I'm fairly new to C, so please bear with me :) I'm trying to learn the language, and I have found trouble when trying to make changes to elements of the same struct.
Consider the following code:
#include <stdio.h>
struct aStruct{
  int someNum;
};//end wordGuessResources struct
int updateSomeNumber(struct aStruct thing){
  printf("\nBefore updating someNum is %d.", thing.someNum);
  thing.someNum++;
  printf("\nAfter updating someNum is %d.", thing.someNum);
  return 0;
}
int main(){
  struct aStruct thing;
  thing.someNum = 2;
  updateSomeNumber(thing);
  printf("\nIn main, someNum is now %d.", thing.someNum);
  updateSomeNumber(thing);
  printf("\nIn main, someNum is now %d.", thing.someNum);
  return 0;
}//end main
Running this code will produce the output:
Before updating someNum is 2.
After updating someNum is 3.
In main, someNum is now 2.
Before updating someNum is 2.
After updating someNum is 3.
In main, someNum is now 2.
So obviously when I pass thing to updateSomeNumber the first time, it is accepting the same copy of thing because it already knows someNum is 2 (see first line of output).

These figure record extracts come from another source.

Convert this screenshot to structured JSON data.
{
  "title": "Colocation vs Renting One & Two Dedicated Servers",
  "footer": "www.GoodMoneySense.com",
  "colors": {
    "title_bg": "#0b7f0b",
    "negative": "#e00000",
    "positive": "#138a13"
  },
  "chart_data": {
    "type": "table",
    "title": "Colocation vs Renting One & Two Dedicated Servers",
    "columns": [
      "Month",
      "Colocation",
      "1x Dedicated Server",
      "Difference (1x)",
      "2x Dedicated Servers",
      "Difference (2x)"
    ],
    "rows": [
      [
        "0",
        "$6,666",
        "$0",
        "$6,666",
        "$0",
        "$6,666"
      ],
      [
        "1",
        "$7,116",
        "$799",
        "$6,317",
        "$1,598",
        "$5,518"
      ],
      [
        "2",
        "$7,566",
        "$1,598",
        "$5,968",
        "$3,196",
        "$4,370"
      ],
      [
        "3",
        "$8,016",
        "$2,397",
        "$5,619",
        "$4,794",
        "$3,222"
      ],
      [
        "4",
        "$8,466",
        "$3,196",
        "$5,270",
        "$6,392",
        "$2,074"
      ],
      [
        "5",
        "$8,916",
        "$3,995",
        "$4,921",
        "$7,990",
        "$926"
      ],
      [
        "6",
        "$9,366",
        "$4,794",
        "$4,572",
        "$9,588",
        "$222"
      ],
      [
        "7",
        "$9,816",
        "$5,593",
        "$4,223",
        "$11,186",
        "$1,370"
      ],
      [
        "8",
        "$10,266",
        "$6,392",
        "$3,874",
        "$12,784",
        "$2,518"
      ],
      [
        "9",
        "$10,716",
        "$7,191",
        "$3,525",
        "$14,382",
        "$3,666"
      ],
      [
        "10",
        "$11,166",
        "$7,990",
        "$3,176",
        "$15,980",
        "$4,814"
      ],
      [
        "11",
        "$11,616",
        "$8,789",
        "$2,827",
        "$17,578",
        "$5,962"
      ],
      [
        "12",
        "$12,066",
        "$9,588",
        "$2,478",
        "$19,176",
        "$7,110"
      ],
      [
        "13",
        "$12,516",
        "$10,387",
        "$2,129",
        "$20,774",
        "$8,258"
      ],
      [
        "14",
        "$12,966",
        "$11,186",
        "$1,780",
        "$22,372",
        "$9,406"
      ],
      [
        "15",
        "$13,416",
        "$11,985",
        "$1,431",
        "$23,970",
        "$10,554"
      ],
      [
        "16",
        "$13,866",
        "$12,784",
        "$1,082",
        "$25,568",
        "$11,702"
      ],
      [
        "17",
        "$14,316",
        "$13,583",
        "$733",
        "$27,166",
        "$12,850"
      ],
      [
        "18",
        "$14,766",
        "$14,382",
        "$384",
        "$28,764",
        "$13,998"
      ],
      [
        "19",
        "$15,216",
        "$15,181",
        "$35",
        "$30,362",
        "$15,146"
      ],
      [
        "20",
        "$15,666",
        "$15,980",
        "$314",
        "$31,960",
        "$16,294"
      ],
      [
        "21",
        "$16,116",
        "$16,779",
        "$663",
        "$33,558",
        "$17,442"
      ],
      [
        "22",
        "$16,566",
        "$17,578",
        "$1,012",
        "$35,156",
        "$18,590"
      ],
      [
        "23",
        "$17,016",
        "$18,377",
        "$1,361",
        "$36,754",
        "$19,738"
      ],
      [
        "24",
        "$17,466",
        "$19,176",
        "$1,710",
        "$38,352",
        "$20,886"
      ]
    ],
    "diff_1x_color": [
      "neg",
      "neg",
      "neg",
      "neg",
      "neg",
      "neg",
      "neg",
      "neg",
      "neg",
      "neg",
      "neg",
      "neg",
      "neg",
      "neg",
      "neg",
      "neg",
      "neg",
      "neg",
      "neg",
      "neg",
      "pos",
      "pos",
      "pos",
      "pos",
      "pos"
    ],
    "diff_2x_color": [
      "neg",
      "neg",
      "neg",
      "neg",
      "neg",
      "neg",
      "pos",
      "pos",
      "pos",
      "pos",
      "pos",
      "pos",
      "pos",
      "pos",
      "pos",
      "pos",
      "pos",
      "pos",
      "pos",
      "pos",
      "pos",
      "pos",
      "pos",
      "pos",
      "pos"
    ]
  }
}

But what seems to be occurring is that after it affects that value of thing, when we return back to the main function none of the changes seem to have been recorded (because in main the someNum is still 2, not 3).
So I theorize that updateSomeNumber must be taking in a copy of thing that was initially edited in main, but is not modifying the original instance?
If that is indeed the case, how do I pass the exact instance of thing that main uses into a function so that it will affect that instance?